Variation in genome sizes of viruses, prokaryotes, and eukaryotes

=== Viruses ===
Viral genomes resemble prokaryotic genomes in that they have very few non-coding regions. They are, however, significantly smaller than prokaryotic genomes. While viruses are obligate intracellular parasites, viral genomes are considered streamlined due to the strong purifying selection that occurs when the virus has successfully infected a host. During the initial phase of an infection, there is a large bottleneck for the virus population which allows for more genetic diversity, but due to the rapid replication of these viruses, the population size is restored quickly and the diversity within the population is reduced.

RNA viruses in particular are known to have exceptionally small genomes. This is at least in part due to the fact that they have overlapping genes. By reducing their genome size, they increase their fitness due to faster replication. The virus will then be able to increase population size more rapidly with faster replication rates.

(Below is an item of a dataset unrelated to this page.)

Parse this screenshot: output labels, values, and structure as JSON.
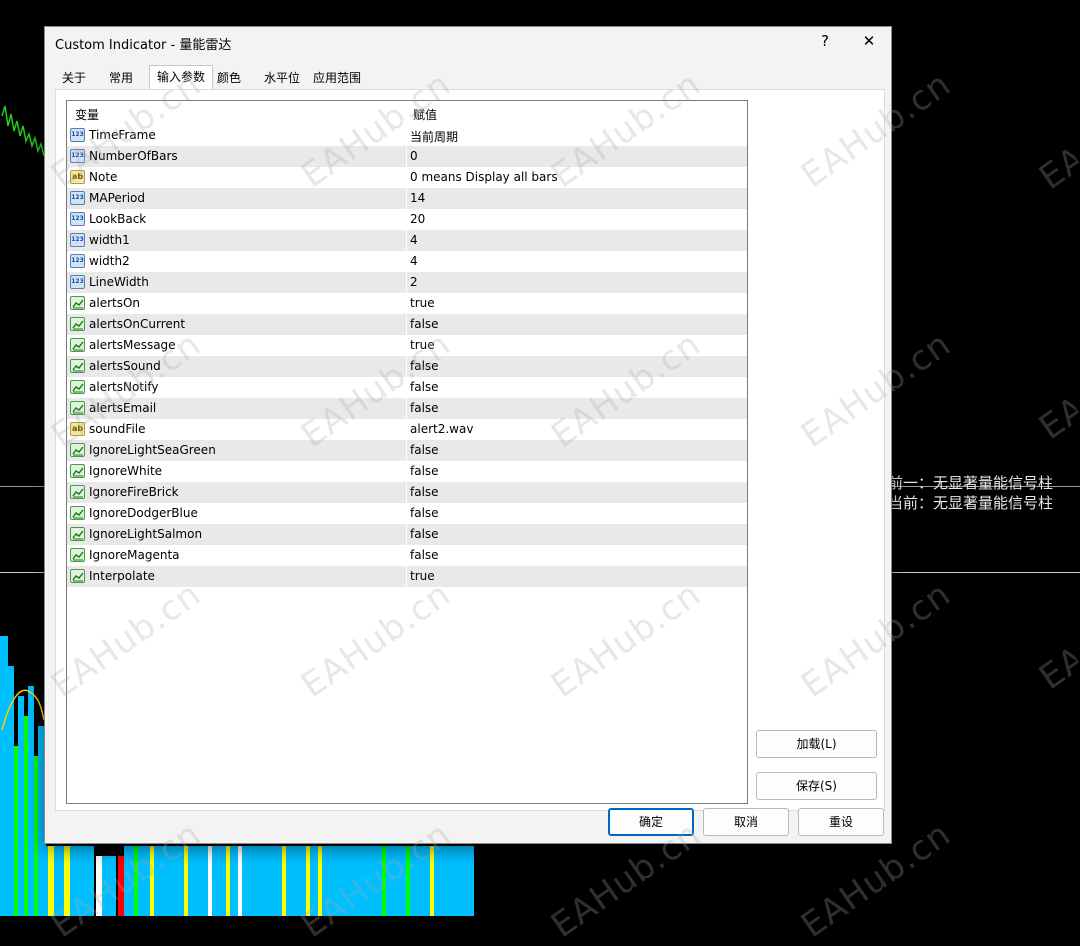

=== Eukaryotes - birds ===
Genomic streamlining has been used to explain certain eukaryotic genome sizes as well, particularly bird genomes. Larger genomes require a larger nucleus, which typically translates to a larger cell size. For this reason, many bird genomes have also been under selective pressure to decrease in size. Flying with a larger mass due to larger cells is more energetically expensive than with a smaller mass.